A second valuation, on a medium time horizon can be seen below:
The above analogies and pricing proxies are dependent on (1) future adoption of CSPR, which we have discussed, and also (2) the future adoption of blockchains as a whole.
We have also delved deeper into the longer term (10 year) pricing model here. The pricing prediction is driven using a stock-to-flow model for Bitcoin and then a networking model for Ethereum. Finally we apply some assumptions based around strong CSPR fundamentals (as discussed within this article) to arrive at the forecasted valuation of $100 per token. The article should be fully read to understand what is driving the prediction.
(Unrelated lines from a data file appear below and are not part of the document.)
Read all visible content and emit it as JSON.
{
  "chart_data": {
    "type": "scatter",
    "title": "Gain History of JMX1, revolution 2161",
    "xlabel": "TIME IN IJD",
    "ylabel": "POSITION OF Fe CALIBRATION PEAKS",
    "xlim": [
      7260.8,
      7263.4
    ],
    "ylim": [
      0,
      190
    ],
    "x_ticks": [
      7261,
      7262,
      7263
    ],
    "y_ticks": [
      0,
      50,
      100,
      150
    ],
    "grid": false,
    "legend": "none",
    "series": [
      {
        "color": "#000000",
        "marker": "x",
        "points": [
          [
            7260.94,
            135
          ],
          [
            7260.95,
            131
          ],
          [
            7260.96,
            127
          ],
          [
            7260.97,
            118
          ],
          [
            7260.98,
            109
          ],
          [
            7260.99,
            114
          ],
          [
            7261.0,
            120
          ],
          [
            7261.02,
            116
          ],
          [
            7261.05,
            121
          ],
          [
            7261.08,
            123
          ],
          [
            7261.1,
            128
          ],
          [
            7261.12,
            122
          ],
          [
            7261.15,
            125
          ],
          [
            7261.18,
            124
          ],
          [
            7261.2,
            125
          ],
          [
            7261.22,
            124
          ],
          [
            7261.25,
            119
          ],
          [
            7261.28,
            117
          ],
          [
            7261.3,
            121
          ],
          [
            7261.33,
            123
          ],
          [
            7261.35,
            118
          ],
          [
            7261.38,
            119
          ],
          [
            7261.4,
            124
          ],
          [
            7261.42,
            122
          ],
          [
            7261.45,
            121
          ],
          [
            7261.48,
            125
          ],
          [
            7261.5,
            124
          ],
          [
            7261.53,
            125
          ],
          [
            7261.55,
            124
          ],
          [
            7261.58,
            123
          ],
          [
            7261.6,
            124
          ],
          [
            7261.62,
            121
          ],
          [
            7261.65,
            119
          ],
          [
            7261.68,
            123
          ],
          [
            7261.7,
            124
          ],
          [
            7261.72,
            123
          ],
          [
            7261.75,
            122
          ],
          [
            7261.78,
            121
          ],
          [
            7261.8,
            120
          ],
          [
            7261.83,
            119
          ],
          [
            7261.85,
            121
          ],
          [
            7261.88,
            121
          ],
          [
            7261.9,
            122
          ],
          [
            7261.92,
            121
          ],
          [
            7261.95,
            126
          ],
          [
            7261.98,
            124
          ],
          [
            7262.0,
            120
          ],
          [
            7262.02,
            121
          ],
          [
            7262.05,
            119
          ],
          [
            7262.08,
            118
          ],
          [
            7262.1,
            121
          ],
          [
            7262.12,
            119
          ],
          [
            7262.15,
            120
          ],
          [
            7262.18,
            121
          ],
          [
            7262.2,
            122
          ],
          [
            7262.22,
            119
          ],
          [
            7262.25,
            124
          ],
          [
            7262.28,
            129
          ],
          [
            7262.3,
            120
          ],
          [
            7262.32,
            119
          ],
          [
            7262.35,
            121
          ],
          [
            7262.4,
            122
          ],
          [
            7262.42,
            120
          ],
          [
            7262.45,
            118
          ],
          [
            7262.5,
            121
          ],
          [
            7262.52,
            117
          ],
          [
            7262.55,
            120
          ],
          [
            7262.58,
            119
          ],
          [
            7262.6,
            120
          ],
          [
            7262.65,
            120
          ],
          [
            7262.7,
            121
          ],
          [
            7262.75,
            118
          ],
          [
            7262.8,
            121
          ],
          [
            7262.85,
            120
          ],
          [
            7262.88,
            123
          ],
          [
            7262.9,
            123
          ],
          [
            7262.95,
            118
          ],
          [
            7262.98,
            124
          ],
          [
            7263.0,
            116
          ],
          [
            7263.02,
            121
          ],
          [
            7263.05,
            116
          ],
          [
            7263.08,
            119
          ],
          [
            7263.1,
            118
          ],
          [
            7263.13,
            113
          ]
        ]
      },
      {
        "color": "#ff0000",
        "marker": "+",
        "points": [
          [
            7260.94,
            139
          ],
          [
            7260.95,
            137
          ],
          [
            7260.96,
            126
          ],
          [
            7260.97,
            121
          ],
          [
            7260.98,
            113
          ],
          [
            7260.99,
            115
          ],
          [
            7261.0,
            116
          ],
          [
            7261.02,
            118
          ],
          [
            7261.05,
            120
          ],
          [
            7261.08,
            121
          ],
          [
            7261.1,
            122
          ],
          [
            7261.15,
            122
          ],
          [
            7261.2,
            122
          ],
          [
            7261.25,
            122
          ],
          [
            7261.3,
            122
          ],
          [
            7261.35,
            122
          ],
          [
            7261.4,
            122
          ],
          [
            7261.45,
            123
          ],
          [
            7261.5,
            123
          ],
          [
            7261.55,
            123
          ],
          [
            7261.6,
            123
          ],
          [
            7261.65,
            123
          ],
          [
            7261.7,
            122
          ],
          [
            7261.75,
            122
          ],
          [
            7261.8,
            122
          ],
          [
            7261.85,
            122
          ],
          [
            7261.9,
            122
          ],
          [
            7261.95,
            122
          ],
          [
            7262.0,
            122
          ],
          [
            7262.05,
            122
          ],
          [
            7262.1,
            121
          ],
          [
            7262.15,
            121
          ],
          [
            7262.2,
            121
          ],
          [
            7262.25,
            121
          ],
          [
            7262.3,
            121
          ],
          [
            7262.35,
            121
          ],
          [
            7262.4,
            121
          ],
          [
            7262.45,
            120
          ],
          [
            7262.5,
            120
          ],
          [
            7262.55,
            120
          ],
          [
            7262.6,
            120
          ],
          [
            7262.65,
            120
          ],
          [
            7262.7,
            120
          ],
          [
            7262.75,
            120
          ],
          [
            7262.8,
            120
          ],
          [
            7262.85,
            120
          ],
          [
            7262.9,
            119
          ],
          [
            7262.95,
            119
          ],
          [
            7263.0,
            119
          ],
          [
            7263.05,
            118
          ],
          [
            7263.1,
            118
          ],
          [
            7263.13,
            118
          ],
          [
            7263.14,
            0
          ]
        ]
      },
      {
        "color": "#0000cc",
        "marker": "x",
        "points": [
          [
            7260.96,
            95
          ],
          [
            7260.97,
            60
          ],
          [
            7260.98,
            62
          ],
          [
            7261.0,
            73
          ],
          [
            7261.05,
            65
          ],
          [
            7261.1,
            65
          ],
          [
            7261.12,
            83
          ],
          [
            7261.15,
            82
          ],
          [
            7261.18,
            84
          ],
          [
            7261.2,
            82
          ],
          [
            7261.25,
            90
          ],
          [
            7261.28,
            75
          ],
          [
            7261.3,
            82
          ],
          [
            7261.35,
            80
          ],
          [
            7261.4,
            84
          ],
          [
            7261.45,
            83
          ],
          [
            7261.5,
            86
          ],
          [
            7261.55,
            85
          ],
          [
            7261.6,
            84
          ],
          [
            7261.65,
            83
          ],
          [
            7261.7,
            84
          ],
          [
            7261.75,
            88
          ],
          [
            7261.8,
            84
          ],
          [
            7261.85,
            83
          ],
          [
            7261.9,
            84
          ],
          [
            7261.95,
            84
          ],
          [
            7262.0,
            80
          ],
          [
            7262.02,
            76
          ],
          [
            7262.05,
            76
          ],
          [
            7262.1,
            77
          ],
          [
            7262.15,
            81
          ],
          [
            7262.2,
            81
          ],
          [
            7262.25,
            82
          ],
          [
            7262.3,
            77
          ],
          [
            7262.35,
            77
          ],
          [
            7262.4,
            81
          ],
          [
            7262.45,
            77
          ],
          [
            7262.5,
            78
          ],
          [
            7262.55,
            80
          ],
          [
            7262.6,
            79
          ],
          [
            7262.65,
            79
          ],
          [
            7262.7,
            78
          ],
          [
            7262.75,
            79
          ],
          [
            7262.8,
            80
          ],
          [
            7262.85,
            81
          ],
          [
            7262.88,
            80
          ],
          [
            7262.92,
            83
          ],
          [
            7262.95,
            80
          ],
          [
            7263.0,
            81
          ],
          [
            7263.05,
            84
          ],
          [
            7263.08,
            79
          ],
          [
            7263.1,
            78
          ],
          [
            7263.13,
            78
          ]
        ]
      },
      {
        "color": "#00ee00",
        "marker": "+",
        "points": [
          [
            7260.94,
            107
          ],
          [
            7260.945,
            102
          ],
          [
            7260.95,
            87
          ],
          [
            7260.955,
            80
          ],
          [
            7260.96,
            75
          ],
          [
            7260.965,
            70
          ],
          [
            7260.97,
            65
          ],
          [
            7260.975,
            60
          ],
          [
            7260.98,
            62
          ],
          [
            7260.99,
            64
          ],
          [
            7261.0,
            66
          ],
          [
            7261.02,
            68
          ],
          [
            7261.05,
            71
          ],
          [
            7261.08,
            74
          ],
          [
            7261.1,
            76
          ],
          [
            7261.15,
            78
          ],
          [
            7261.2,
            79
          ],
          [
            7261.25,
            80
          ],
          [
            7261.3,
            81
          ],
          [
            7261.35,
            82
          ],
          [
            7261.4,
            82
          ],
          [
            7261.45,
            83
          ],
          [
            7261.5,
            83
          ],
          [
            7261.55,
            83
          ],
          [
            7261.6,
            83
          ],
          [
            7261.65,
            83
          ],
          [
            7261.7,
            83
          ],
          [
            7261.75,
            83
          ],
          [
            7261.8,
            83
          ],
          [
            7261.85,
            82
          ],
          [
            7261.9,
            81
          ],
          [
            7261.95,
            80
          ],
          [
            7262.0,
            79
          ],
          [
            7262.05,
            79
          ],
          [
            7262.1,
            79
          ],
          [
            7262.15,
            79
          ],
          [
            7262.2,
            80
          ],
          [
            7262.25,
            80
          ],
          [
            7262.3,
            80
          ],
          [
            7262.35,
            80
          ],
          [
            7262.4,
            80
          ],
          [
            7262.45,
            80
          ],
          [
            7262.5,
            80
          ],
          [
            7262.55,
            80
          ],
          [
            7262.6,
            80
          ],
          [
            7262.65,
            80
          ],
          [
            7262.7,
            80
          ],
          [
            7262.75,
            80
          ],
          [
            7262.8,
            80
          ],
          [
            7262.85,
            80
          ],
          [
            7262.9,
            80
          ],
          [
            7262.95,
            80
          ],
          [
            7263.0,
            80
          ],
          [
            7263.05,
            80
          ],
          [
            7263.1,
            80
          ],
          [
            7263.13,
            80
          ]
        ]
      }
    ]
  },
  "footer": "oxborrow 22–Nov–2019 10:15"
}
With regard to the future adoption of blockchains as a whole, we feel the greatest inhibitor which has potential for structural shifts in the market, is the impact of regulation. We have summarised some of the current developments in the regulatory landscape here. We discuss how the main driver of regulatory action (especially in the West), is the need to crack down on illicit activities using crypto to facilitate money laundering. We believe Bitcoin is the most exposed to this as it does not have underlying technology utility. Additionally we have noted in the article how CSPR is actively positioning itself as a blockchain which is enterprise friendly with compliance-ready wallets – thus promoting enterprise adoption and alleviating concerns from regulators.
Finally we would like to end on our thoughts regarding the team. We are encouraged not only by the management’s direction to position itself to be a more enterprise friendly blockchain, but also on the impressive push to release the CBC security protocol and highway protocol to production. It is this focus on both the technology innovation and management strategy which historically has yielded the greatest returns when analysing comparisons with the tech stock market, as touched upon in our market bubbles piece here.
Disclaimer: This article is written for the purposes of research and does not constitute financial advice or a recommendation to buy.